DE VUELTA A ESPAÑA

Pasaron mis dos años triunfales en Grecia y, no sé muy bien por qué, me vi de vuelta en la patria, convencido de que me esperaba un brillante futuro como profesor de español como lengua extranjera.

Por desgracia pronto descubrí que las oportunidades de ganarme dignamente la vida con este trabajo en España eran remotísimas: estuve un año trabajando a cuenta de algunas academias que me pagaban una miseria por clases que ellos ofrecían a precio de oro y, finalmente, llegué a la conclusión de que tenía más posibilidades de acertar seis números en la primitiva que de encontrar un buen empleo de profesor de español para extranjeros en Madrid.

Así las cosas, me veía otra vez haciendo las maletas y, mientras andaba tanteando las posibilidades de Francia (que no parecían muchas, debido al gran número de españoles allí asentados) y de Líbano (con bastantes más opciones, aunque sabía que a mis padres no les iba a hacer demasiada gracia), mi padre me convenció de que, entre tanto, empezara a preparar oposiciones para profesor de Lengua y Literatura españolas.

A mí la plaza de profe de lengua no me atraía en lo más mínimo, pues tenía varios amigos en la profesión y a todos les escuchaba relatos pavorosos sobre la situación del sistema educativo: la indisciplina en las aulas, la falta de motivación e interés del alumnado, etc.

Como a mi señor padre, Antonio Martínez Menchén, que es uno de los narradores más importantes de la generación del 50 y algo de literatura española sabe, le hacía mucha ilusión ir preparándome los temas, y yo siempre he sido un buen hijo y un buen aficionado a la lectura de nuestros clásicos, me pareció bien la idea.

No es que tuviera demasiadas esperanzas en aprobar aquellas oposiciones pero, al menos, veía bien lo de completar de esta manera mi formación y mis lecturas de literatura española, así que dejé de trabajar, abandoné el piso compartido donde había estado viviendo desde mi regreso de Grecia y, de vuelta al nido, me dediqué a estudiar los primorosos temas que iba haciendo mi progenitor y a leer poesía y novela española de todas las épocas.

Y en esto andaba cuando, en una visita que hice a un sindicato para informarme de los llamados “temas legales” de la oposición, no sé cómo, empecé a hablar con uno de los sindicalistas y en la conversación salió que yo, en realidad, había hecho Clásicas, a lo cual él me preguntó que cómo no me presentaba a las oposiciones de griego, que en Castilla la Mancha habían salido ese año unas cuantas plazas y que seguro que la ratio era mucho mejor que en Lengua y Literatura.

Y así volvió a pasar por mi cabeza aquel sueño que hacía mucho tiempo había descartado completamente: ser profesor de Clásicas en Secundaria.

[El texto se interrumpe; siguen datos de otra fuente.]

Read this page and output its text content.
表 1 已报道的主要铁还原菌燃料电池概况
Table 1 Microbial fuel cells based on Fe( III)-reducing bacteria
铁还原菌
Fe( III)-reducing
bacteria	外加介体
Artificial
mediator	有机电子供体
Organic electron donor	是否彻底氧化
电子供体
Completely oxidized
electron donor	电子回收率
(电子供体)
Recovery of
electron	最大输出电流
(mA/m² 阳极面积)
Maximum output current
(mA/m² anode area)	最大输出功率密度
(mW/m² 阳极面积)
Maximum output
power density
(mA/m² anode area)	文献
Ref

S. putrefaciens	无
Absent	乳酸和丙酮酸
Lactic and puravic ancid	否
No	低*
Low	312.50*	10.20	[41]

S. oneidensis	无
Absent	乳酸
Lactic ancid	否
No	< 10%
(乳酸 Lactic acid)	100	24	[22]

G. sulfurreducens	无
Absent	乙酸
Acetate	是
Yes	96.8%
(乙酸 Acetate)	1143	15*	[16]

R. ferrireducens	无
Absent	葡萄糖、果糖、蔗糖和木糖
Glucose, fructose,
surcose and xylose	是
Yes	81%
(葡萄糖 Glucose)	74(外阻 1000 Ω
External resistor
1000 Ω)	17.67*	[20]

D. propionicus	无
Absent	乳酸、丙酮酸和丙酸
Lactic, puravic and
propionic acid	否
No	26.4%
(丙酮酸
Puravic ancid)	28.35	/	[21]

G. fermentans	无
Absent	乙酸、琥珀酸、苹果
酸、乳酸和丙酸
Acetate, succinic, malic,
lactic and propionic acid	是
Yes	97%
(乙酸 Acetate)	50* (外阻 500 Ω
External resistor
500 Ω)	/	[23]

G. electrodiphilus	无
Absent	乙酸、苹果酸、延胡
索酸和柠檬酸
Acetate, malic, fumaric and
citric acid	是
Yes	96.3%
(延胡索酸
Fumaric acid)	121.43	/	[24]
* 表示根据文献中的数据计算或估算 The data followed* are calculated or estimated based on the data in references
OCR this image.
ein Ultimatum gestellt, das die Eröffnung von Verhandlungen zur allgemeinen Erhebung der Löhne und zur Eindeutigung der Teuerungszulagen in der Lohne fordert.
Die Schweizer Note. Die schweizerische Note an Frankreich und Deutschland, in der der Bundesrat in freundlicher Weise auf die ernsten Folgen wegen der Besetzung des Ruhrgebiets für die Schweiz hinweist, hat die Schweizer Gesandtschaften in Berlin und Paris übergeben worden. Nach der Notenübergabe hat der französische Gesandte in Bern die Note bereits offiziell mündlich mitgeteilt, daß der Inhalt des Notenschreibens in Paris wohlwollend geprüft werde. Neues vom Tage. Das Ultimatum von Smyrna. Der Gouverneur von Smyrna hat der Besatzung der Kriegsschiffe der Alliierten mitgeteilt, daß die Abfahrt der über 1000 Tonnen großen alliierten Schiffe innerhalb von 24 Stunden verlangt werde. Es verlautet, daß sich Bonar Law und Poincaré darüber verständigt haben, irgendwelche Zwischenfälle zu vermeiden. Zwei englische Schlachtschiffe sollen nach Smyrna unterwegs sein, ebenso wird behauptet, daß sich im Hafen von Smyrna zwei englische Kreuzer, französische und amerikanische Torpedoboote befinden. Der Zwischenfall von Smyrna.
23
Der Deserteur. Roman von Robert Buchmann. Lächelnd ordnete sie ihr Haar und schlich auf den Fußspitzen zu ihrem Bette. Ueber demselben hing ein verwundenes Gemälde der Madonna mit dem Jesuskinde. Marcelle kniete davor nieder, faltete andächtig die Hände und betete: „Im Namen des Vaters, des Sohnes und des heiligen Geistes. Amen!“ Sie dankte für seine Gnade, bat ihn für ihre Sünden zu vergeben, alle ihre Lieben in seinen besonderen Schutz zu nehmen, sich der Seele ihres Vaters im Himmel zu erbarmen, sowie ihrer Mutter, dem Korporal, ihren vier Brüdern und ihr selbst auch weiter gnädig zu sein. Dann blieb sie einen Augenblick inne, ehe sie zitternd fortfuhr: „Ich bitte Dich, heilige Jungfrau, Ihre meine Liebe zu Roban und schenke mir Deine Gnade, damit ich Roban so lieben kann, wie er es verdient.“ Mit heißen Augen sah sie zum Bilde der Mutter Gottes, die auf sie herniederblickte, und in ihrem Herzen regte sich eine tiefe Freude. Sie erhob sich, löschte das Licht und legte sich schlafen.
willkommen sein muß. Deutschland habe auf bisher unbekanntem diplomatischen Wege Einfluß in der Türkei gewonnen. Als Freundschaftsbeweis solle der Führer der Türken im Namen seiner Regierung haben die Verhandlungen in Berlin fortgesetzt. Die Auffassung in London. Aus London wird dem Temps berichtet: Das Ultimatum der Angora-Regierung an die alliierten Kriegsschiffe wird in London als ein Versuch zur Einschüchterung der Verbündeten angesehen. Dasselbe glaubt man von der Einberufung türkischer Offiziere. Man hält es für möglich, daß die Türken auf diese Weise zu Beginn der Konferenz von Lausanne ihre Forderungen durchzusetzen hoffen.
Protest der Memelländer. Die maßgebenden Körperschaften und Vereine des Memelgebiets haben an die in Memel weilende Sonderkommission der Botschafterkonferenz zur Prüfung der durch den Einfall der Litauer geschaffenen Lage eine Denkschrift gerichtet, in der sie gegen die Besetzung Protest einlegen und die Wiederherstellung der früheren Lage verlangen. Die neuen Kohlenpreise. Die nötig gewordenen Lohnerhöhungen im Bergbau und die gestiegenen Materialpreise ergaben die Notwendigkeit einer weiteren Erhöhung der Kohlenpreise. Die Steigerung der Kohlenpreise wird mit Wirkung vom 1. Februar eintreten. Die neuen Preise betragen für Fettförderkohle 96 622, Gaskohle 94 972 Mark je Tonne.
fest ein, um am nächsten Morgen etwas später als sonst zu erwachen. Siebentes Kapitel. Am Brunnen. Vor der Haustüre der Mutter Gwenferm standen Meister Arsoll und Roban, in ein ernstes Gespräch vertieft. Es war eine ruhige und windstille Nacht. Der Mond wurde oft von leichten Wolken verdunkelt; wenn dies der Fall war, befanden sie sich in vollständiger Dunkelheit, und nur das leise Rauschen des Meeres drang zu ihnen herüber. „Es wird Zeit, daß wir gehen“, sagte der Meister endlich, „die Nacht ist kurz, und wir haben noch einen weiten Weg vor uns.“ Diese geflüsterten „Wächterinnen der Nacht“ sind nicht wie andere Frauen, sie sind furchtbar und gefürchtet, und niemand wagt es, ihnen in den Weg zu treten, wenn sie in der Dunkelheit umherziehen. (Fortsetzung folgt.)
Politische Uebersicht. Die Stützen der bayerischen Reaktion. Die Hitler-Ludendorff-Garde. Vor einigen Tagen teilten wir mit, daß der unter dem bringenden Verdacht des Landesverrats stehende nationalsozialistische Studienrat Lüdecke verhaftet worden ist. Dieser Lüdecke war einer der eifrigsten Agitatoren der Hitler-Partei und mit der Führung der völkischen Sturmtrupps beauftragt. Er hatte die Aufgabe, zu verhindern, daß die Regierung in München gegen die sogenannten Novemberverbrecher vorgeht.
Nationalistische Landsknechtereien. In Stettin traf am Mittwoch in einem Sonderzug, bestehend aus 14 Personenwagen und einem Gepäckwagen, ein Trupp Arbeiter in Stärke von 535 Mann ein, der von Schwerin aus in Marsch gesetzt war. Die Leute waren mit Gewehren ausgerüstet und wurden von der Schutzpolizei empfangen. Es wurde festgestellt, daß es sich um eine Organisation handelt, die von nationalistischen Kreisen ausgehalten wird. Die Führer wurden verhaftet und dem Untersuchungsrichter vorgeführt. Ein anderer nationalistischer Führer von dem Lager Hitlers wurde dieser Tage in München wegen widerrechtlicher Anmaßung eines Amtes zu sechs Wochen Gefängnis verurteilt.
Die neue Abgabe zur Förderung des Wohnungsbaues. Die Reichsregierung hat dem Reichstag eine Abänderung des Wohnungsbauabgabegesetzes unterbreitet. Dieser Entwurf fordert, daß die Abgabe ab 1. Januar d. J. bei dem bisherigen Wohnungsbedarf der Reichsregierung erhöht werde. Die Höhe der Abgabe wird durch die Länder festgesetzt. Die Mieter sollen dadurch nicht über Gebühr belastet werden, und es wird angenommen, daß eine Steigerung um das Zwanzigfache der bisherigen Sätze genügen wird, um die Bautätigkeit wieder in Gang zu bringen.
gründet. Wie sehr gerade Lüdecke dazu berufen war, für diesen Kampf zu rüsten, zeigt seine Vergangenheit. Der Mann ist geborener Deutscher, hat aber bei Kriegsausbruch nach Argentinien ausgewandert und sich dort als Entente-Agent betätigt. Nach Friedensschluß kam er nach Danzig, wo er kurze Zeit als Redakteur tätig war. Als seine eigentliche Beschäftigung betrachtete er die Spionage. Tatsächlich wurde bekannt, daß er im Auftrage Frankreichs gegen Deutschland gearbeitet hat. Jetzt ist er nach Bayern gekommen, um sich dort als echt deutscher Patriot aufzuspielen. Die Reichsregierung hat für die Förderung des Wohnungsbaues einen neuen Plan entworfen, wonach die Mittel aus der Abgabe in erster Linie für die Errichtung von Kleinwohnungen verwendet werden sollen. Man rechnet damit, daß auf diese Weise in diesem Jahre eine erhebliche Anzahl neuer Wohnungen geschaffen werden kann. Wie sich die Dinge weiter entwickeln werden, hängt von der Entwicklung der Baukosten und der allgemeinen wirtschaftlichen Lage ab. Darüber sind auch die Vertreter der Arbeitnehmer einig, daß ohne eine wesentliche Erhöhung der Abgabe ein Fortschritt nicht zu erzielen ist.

La perspectiva me parecía mucho más atractiva que la de profesor de Lengua y Literatura. Primero porque se trataba de mi especialidad, y de enseñar segundas lenguas, algo con lo que ya estaba familiarizado y por lo que sentía mucha más vocación que por la enseñanza de la gramática y la literatura española. Y, segundo, porque yo sabía que la mayor parte de los problemas de la Secundaria se concentraban en la ESO, mientras que en el Bachillerato el alumnado, al ser más selecto, era mucho menos conflictivo, por lo que pensaba que mi calidad de vida como docente sería mucho mejor ejerciendo como profesor de Clásicas que de Lengua y Literatura.

Nada más volver a casa, y con la cabeza en plena ebullición, llamé a mi antigua maestra y consejera de temas relacionados con las Clásicas: Mª Ángeles Martín Sánchez.